My people shocked to hear of new law proposed which will destroy way of life enjoyed by Aboriginal people on this reserve.

Then the message continues. In that regard, surely it must be evident to everbody that even though it may be proved finally that the chairmen did give their consent to such a proposition, this sort of practice is most improper. For the Premier of a State to ask the chairmen -


Senator Sir Magnus Cormack - It is not improper.


Senator BISHOP -Of course it must be improper. As somebody said, it is an inspired idea. The people concerned have had a proposition put before them. They have not been asked their views about the matter. It is a studied telegram. That is Senator Cavanagh 's proposition. As regards the point raised by Senator Sir Magnus Cormack, I certainly will inquire on Monday to ascertain who signed the telegrams. But I think that it is most improper that the Premier of a State, or the secretary of his department, should so inspire or attempt to inspire or collude with people to do these things.
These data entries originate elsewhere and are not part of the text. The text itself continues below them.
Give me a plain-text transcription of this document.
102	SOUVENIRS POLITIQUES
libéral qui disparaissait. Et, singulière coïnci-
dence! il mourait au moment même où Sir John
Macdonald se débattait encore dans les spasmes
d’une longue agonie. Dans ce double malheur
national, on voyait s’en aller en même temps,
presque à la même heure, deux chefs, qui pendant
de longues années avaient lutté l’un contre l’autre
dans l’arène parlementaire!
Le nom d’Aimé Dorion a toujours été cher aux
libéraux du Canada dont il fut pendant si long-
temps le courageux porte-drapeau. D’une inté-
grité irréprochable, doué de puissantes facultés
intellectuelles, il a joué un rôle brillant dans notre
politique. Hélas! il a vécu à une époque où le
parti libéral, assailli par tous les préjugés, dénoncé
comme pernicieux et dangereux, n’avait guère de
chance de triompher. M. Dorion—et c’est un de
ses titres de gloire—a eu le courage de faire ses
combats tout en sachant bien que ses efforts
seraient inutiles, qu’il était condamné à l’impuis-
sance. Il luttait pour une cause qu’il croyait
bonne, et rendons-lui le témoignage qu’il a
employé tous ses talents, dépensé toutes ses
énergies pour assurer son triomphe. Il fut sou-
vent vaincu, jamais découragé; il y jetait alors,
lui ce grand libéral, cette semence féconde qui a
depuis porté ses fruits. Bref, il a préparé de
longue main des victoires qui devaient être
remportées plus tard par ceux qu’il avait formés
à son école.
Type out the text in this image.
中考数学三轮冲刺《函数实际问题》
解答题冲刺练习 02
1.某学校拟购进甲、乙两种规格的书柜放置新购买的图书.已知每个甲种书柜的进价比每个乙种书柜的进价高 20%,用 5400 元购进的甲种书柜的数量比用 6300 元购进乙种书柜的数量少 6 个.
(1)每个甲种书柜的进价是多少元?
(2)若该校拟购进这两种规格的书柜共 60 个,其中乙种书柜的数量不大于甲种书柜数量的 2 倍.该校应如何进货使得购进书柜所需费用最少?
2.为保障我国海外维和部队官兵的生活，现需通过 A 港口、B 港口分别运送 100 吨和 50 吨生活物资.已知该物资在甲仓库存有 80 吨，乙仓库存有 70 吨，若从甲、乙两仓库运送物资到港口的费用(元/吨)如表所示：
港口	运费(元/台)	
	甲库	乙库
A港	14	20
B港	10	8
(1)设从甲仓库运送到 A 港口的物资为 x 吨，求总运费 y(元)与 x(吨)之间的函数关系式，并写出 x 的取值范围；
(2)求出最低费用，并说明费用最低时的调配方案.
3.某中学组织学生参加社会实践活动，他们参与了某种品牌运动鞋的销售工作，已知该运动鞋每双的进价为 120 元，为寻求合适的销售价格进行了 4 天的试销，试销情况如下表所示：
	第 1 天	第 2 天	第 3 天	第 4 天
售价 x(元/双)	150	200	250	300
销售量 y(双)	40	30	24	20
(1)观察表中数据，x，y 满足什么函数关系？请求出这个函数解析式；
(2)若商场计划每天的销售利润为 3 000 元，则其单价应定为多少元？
If he wants to get an expression of opinion, the proper practice is to ask the chairman concerned: 'What is your opinion about the legislation?' That is Senator Cavanagh 's complaint, and I fully support it. As regards the effect of the regulations and the law, I will make proper inquiries about that. Senator Cavanagh has just explained to me that he has 20 telegrams. He thinks that the chairmen never signed the telegrams. I will make inquiries into that aspect.